This is one of those posts that has taken me FOR.EVER. to want to write. I did a lot of soul searching and realized why. This is me currently. This isn’t my medical history… which is easily summarized… this is the active, messy journey that I’m on. I have anxiety about being criticized, being wrong, being criticized for being wrong… etc.
This part of my journey also opens me up to the many moving pieces in my healing process. It wasn’t and isn’t a one-size-fits-all approach. I don’t do one thing to heal, I am currently doing many. And this makes it difficult to explain in one post without having 20 back-up posts on the things I will be talking about.
Rest assured, I will get to comprehensively cover the tools I use to heal from vulvodynia… but (as always) it may take a while.
We left off the last Medical Journey post with a feeling of hopelessness. But, gratefully, I was born with a researcher’s heart. After a few Google searches, and reaching out to my Vulvodynia Facebook Group, I found a Pelvic Floor PT and a new GYN who specializes in vaginal pain. It was such an amazing feeling going from dejected to informed and hopeful.
I’ll start with… PT. I found two pelvic floor physical therapists online that accepted my insurance. One had a long wait time, so I went with the second. In my first appointment, we discussed my vulvodynia and vaginal pain. We discussed other issues as well, such as my constantly tight back/shoulders and my knee pain that resulted from bed rest. This PT encouraged me to first heal the outer pains before we moved to the pelvic pain. I got orthotics to support my ridiculously high arch. I went weekly to realign my hips and ease my muscles to relax in my back. After about 4 months, I asked my PTA (I had been switched from the PT to one of her assistants) when we were going to start working on my pelvic pain. She had seen pelvic pain on my chart, but was never told that it was the main issue that I wanted to fix. She started some assessments and she determined that my inner thigh muscles were the tightest she had ever seen! We worked for a few more weeks to stretch and relieve that tension.
After about 5 months total with that clinic, I was finally told that they do not treat pelvic pain/vuvlodynia.
I freaking kid you not. I found them online because they wrote on their site that they treat vulvodynia. However, apparently the PT who had that training had moved years ago and they never removed the claim. Even when I had my initial consultation, the clinic PT told me that she could help me and that they do treat vulvodynia. I felt hoodwinked. And frustrated. Yes, I had worked on other parts of my body… but I could have done that in conjunction with pelvic floor PT!
This added to my frustration with doctors. To have my medical goals not only ignored but to be lied to about it made me furious. I felt like I had wasted 5 months and that I was never going to find someone to trust.

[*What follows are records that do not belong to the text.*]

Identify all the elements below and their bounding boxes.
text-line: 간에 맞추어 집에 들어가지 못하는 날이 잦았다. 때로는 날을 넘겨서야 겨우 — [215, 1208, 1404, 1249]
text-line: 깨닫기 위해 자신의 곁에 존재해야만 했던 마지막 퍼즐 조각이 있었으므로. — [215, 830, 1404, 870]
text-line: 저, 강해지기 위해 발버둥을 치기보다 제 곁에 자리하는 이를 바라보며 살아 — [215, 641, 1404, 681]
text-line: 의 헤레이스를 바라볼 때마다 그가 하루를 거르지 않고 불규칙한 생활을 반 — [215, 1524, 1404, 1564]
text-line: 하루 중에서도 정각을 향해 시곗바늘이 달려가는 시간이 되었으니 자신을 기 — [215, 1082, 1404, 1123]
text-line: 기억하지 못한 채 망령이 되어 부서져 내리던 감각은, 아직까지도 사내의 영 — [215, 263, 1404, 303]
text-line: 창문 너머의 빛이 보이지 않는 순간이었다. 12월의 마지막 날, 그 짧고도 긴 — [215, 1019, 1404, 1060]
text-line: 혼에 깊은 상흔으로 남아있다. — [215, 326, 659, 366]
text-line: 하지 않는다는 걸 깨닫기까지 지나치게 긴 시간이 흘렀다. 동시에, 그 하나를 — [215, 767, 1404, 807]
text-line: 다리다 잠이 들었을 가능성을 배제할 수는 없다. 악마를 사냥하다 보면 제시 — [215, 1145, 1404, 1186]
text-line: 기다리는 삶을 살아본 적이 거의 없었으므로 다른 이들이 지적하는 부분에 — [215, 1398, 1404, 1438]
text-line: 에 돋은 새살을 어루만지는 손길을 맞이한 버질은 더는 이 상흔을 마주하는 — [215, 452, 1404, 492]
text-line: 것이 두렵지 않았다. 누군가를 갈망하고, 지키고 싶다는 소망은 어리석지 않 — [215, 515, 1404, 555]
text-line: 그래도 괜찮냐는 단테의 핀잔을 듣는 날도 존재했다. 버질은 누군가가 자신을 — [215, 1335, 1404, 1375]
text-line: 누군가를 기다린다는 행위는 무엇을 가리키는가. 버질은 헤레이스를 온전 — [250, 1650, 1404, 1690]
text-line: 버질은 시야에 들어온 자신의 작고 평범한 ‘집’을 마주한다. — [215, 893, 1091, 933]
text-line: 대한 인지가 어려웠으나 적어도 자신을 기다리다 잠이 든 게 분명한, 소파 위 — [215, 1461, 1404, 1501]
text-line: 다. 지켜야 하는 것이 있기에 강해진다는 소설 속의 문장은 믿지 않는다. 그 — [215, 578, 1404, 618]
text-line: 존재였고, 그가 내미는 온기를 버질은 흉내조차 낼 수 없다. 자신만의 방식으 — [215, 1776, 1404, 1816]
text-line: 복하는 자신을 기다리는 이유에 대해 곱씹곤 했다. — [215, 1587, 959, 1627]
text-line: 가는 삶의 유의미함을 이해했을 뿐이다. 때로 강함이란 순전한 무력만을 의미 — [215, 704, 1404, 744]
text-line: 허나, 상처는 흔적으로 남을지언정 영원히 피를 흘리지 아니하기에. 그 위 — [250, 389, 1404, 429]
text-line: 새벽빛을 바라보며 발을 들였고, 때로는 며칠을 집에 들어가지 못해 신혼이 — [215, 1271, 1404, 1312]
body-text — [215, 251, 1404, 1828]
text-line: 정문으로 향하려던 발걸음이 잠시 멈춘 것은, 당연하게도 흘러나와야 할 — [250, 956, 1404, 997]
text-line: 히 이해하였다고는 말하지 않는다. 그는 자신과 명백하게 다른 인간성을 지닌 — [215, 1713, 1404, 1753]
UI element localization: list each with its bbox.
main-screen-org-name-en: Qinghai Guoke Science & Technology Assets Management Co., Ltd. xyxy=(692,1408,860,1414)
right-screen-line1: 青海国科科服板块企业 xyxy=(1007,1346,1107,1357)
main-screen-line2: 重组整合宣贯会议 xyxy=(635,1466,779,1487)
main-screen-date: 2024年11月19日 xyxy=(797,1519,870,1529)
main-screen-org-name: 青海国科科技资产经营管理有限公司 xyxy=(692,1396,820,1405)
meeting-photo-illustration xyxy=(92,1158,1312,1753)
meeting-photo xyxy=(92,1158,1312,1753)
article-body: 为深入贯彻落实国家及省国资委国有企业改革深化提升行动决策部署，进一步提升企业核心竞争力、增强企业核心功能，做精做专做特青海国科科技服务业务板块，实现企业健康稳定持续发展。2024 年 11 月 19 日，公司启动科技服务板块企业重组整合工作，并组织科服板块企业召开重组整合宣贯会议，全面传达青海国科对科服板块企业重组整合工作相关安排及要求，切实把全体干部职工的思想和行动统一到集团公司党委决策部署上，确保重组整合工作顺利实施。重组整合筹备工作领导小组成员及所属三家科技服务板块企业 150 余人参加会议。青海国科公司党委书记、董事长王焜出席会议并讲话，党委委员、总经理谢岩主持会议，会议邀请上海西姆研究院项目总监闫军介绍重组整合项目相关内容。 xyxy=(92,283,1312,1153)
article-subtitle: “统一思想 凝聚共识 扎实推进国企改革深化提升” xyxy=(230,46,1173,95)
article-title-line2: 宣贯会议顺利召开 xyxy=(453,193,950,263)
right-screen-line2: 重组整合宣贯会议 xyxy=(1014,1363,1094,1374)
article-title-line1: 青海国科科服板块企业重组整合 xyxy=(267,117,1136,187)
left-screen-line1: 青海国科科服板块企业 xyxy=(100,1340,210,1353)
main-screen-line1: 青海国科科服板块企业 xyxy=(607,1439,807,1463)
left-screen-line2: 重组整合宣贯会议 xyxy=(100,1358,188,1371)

Then enter the other Pelvic Floor PT clinic I had found online months before (you can view the Utah clinic website here). I called, and by a miracle, I got in to be seen in just a few short weeks. Because I had seen what pelvic floor PT is NOT, it was easy to recognize it in it’s true form. The women who treated me were phenomenal (I ended up being seen by all 3 PTs, as a result of my crazy schedule and location changes… but I settled in with the clinic’s head PT, Valerie Schwalbe).
I was taught about how my tight muscles and constant tension were a major factor in my pain. Since I had previously had the surgery to remove the painful nerves, this part of my healing focused on releasing the emotional and physical trauma that held me captive. I focused on full-body muscle relaxing. I focused on visualization. I had a safe space where I could talk with someone who really understood what I was going through because she saw it every day. I came to love Pelvic Floor PT. It was so healing for me.
The first thing I learned was that I didn’t know how to pee.
I’m not joking! In my first sessions, my PT guided me through how during our sessions, a relaxed pelvic floor felt almost as if you were about to pee. She encouraged me to do PT exercises at home and to try to find that sensation. I realized, with practice and sincere concentration, that I didn’t relax when I peed… I pushed the urine out!
Instantly, I was transported back to being a child. I had accidents a lot as a child. We have some theories as to why I dealt with incontinence, but there was no “this is the answer, and this is the solution” fix.
What we did determine was that I became so anxious about having an accident as a child, I learned to constantly have a tight (re: incredibly tight!) pelvic floor. I clench my pelvic floor so much that it has been the hidden culprit behind my constant back and neck pain. In fact, even still sometimes I have anxiety when I focus on relaxing my pelvic floor. I am so conditioned that relaxation = accidents = embarrassment/trauma.
There is so much more to write about in regards to my pelvic floor PT journey, but this post is getting long. So I am going to take a break here. Thanks!